Within seconds, the app would then reveal all the workers who had come into contact with the patient.
It categorises people into high, medium and low-risk based on the time they spent with the infected worker and how close they were to them.
But PwC admitted it would be down to employers to preserve the privacy of their staff.
Silicon Valley-based start-up Locix is also looking at creating a contact-tracing app to sell to private companies.
It already offers services for businesses looking to boost productivity, including one that provides an ‘accurate, real-time location‘ of workers using WiFi technology.
The firm boasts that its existing toll is ‘ultra-precise’ and accurate within centimetres ‘in indoor and outdoor environments’.
Details of its tracing app are unclear but Locix’s chief executive said it would allow a company to retrace the steps of an infected employee.
This would allow cleaners to know exactly which surfaces to decontaminate, as well as inform colleagues who may have unknowingly been in contact.
Vik Pavate, chief executive of Locix, told the FT: ‘Contact is not only with people but in spaces… it’s ‘where have you been’ and ‘how long did you dwell there?’.’
Microshare, a tech start-up based in Philadelphia, Pennsylvania, has also developed its own system, called Universal Contact Tracing.
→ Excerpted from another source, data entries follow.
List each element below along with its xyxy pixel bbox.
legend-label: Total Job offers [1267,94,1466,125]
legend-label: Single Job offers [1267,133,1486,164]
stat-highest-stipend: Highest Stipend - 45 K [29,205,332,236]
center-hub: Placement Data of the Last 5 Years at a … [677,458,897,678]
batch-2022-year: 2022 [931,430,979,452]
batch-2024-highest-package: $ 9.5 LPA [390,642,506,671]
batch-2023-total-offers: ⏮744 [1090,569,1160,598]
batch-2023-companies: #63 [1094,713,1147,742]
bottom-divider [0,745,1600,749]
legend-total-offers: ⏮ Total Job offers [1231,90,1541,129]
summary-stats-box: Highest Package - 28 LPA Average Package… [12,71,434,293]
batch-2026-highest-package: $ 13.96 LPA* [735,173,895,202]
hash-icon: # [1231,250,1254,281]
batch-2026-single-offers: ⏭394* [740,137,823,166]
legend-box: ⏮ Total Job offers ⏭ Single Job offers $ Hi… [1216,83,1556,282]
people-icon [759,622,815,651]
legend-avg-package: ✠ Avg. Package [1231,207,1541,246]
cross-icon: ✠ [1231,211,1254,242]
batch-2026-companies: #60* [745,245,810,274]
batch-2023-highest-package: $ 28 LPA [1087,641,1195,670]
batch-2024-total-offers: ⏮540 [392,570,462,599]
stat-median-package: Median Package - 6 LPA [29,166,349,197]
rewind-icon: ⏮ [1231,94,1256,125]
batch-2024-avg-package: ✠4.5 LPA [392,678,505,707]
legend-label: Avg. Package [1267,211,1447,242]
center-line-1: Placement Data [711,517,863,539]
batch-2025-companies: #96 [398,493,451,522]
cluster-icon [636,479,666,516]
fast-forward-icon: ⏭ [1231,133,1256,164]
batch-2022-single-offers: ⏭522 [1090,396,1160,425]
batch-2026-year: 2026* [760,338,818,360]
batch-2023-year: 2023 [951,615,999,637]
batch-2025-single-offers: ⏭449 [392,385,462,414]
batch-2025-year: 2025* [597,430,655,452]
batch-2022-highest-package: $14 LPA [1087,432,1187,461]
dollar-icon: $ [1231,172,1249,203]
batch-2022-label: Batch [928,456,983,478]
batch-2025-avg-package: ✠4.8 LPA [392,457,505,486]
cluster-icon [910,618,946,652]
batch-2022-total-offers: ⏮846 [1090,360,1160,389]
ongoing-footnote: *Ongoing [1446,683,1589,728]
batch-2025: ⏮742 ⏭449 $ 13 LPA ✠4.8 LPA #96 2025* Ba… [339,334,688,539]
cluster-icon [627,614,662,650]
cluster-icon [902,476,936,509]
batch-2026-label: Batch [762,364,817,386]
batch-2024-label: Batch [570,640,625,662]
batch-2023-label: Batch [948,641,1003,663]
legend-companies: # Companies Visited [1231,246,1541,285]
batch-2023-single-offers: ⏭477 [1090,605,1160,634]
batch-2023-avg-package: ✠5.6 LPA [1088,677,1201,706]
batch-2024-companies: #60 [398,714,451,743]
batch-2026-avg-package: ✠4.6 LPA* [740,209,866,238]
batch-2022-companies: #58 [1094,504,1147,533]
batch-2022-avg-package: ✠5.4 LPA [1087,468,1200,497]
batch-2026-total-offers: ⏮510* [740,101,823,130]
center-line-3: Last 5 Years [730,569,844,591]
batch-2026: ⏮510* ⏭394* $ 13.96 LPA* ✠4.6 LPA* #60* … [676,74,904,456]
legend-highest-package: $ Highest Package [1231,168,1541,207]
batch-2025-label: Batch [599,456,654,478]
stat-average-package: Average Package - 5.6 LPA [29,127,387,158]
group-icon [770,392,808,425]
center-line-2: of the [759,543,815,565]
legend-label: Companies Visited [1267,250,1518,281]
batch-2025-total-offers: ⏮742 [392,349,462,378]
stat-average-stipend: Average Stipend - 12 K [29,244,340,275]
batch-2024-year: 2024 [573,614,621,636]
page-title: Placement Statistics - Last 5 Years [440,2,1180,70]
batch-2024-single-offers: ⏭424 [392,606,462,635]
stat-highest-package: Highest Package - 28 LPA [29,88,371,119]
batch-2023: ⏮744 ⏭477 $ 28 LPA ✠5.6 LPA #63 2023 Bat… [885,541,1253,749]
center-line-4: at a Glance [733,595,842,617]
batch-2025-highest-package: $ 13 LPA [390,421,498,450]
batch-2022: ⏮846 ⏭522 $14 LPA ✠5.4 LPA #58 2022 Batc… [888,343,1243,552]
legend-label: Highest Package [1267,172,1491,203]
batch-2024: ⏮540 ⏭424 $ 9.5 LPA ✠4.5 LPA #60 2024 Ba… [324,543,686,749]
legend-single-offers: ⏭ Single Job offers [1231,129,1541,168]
But instead of relying on a smartphone, it gives employees Bluetooth-enabled key-rings, badges or wristbands to track their movements.
The firm says these devices record when they come into contact with another and upload the ‘encounters’ to a central database.
This information ‘is stored in a secure database that is searchable and auditable for historic patterns’, Microshare says on its website.
The firm said phone-based tracing apps may not always work in some industries where mobiles are prohibited – such as in hospitals, prisons and schools.
People are already living like prisoners because of the lockdown and social distancing rules, and they want to force workers to wear some kind of ankle monitors disguised as key-rings, badges, or wristbands.
The same argument about phone-based apps not being ideal for all situations is already being applied outside of the workplace.
Experts have already warned that phone-based solutions won’t work for about two billion people whose phones don’t have the technology to run the apps. We predicted that the solution to that “problem” will be some kind of cheaper microchip that governments can easily distribute.
“You need this mark in order to work.”
This workplace contact-tracing “wristbands” thing is getting very close.